Wednesday, December 10,2008
by Bill Castanier
The first thing you notice about Dan is his smile. It’s a little turned on one side by cerebral palsy, but it lights up the room. He’s usually waiting at the door for your arrival, ready to take you to his tidy, but packed — packed may be an understatement — upstairs storage rooms jammed with an estimated more than 30,000 comics. It’s an estimate, because Dan (last name withheld to protect his identity because he has a fortune in comic art in his house) has given up on counting. “I’m a geek,” Dan proudly exclaims, raising his hands over his head in a comic-book victory sign.

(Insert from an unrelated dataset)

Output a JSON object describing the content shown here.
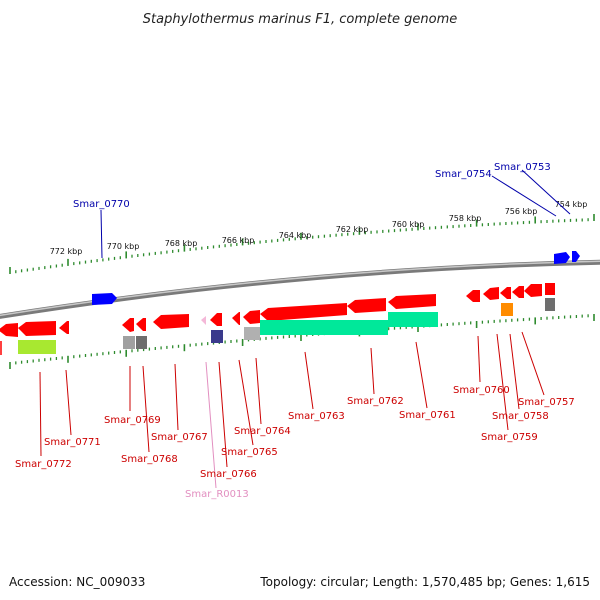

Dan has a strong attachment to his comic art; it was done for him alone, and the artists respect his love of their work. Sketch after sketch is signed, “To Dan.”
Noted artist George Perez, of Florida, visited Dan in Lansing to see his collection, and he wrote an article about him titled “Dan’s Dream” for his own fan magazine. In the article, Perez writes, “You’ve likely seen Dan at those shows, an eternally youthful fanboy with a beaming smile that offsets his uneasy gait and halted speech.”
Perez, who has drawn characters for such titles as the recent “Junior League,” “Wonder Woman” and “Teen Titans,” was excited by the breadth of original artwork in the collection.